TT Electronics/IRC

GS8B031132DBT

GS8B031132DBT Description

The GS8B031132DBT from TT Electronics/IRC is a high-precision ceramic resistor network designed for demanding electronic applications. Housed in a 16-pin narrow SOIC package, this bussed (BUS) thin-film network integrates 15 resistors with a 11.3KΩ resistance value and an exceptional ±0.5% absolute tolerance (±0.1% ratio tolerance). Its ±25ppm/°C temperature coefficient ensures stability across a wide operating range of -70°C to +125°C, making it suitable for environments with thermal fluctuations. The SOIC-C series construction features a rectangular ceramic case with gull-wing termination, optimized for surface-mount (SMD) assembly. With a 0.8W total power rating (0.05W per resistor) and 100V maximum voltage rating, it balances compactness (9.91mm × 5.99mm × 1.45mm) with robust performance.

GS8B031132DBT Features

• Precision Thin-Film Technology: Delivers low TCR (±25ppm/°C) and tight tolerances for critical analog/digital circuits.
• Ceramic Substrate: Enhances thermal conductivity and reliability in high-temperature environments.
• Bussed Configuration: Simplifies PCB layout by connecting multiple resistors to a common node (BUS).
• High Power Density: 0.8W total dissipation in a compact SOIC footprint, ideal for space-constrained designs.
• Stable Performance: Derated power up to 125°C ensures consistent operation under thermal stress.
• Industrial-Grade: Non-automotive (PPAP: No) but suited for industrial controls, test equipment, and telecom infrastructure.

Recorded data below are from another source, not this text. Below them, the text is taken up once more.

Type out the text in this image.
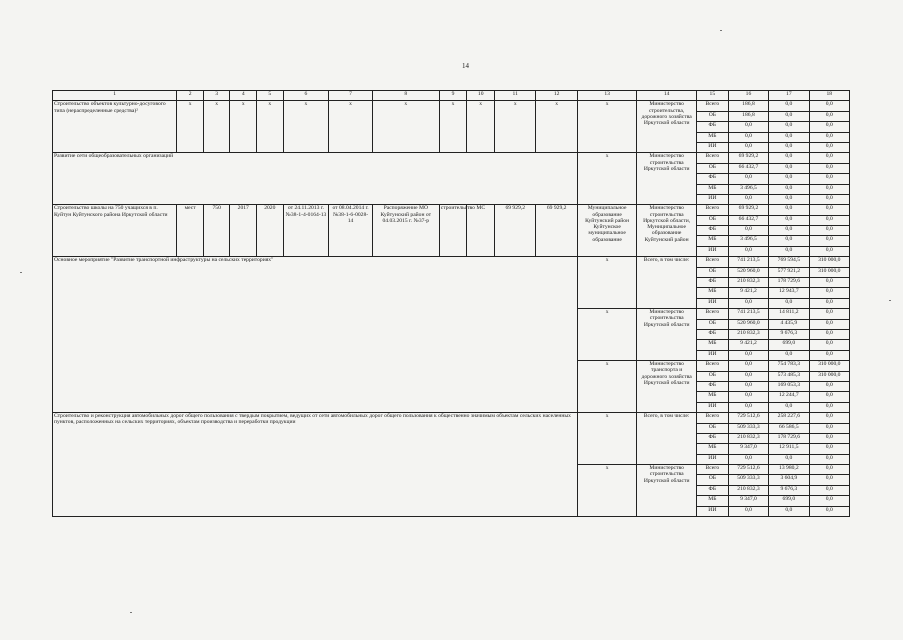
14
1	2	3	4	5	6	7	8	9	10	11	12	13	14	15	16	17	18
Строительство объектов культурно-досугового типа (нераспределенные средства)²	x	x	x	x	x	x	x	x	x	x	x	x	Министерство строительства, дорожного хозяйства Иркутской области	Всего	186,8	0,0	0,0
														ОБ	186,8	0,0	0,0
														ФБ	0,0	0,0	0,0
														МБ	0,0	0,0	0,0
														ИИ	0,0	0,0	0,0
Развитие сети общеобразовательных организаций												x	Министерство строительства Иркутской области	Всего	69 929,2	0,0	0,0
														ОБ	66 432,7	0,0	0,0
														ФБ	0,0	0,0	0,0
														МБ	3 496,5	0,0	0,0
														ИИ	0,0	0,0	0,0
Строительство школы на 750 учащихся в п. Куйтун Куйтунского района Иркутской области	мест	750	2017	2020	от 24.11.2013 г. №38-1-4-0164-13	от 08.04.2014 г. №38-1-6-0028-14	Распоряжение МО Куйтунский район от 04.03.2015 г. №37-р	строительство	МС	69 929,2	69 929,2	Муниципальное образование Куйтунский район Куйтунское муниципальное образование	Министерство строительства Иркутской области, Муниципальное образование Куйтунский район	Всего	69 929,2	0,0	0,0
														ОБ	66 432,7	0,0	0,0
														ФБ	0,0	0,0	0,0
														МБ	3 496,5	0,0	0,0
														ИИ	0,0	0,0	0,0
Основное мероприятие "Развитие транспортной инфраструктуры на сельских территориях"												x	Всего, в том числе:	Всего	741 213,5	769 594,5	310 000,0
														ОБ	520 960,0	577 921,2	310 000,0
														ФБ	210 832,3	178 729,6	0,0
														МБ	9 421,2	12 943,7	0,0
														ИИ	0,0	0,0	0,0
												x	Министерство строительства Иркутской области	Всего	741 213,5	14 811,2	0,0
														ОБ	520 960,0	4 435,9	0,0
														ФБ	210 832,3	9 676,3	0,0
														МБ	9 421,2	699,0	0,0
														ИИ	0,0	0,0	0,0
												x	Министерство транспорта и дорожного хозяйства Иркутской области	Всего	0,0	754 783,3	310 000,0
														ОБ	0,0	573 485,3	310 000,0
														ФБ	0,0	169 053,3	0,0
														МБ	0,0	12 244,7	0,0
														ИИ	0,0	0,0	0,0
Строительство и реконструкция автомобильных дорог общего пользования с твердым покрытием, ведущих от сети автомобильных дорог общего пользования к общественно значимым объектам сельских населенных пунктов, расположенных на сельских территориях, объектам производства и переработки продукции												x	Всего, в том числе:	Всего	729 512,6	258 227,6	0,0
														ОБ	509 333,3	66 586,5	0,0
														ФБ	210 832,3	178 729,6	0,0
														МБ	9 347,0	12 911,5	0,0
														ИИ	0,0	0,0	0,0
												x	Министерство строительства Иркутской области	Всего	729 512,6	13 980,2	0,0
														ОБ	509 333,3	3 604,9	0,0
														ФБ	210 832,3	9 676,3	0,0
														МБ	9 347,0	699,0	0,0
														ИИ	0,0	0,0	0,0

GS8B031132DBT Applications

• Voltage Divider Networks: Precision attenuation in ADC/DAC reference circuits.
• Signal Conditioning: Stable termination for high-speed data lines (e.g., LVDS, USB).
• Power Management: Current sensing and feedback loops in DC-DC converters.
• Medical Electronics: Patient monitoring systems requiring long-term drift resistance.
• Aerospace & Defense: Ruggedized avionics where temperature extremes are common.

Conclusion of GS8B031132DBT

The GS8B031132DBT excels in applications demanding precision, thermal resilience, and space efficiency. Its ceramic thin-film design and bussed architecture reduce component count while maintaining accuracy, outperforming polymer-based networks in high-temperature scenarios. While not RoHS-compliant, it remains a top choice for industrial and military-grade designs where reliability trumps regulatory constraints. Engineers will value its balance of performance, size, and cost in mission-critical circuits.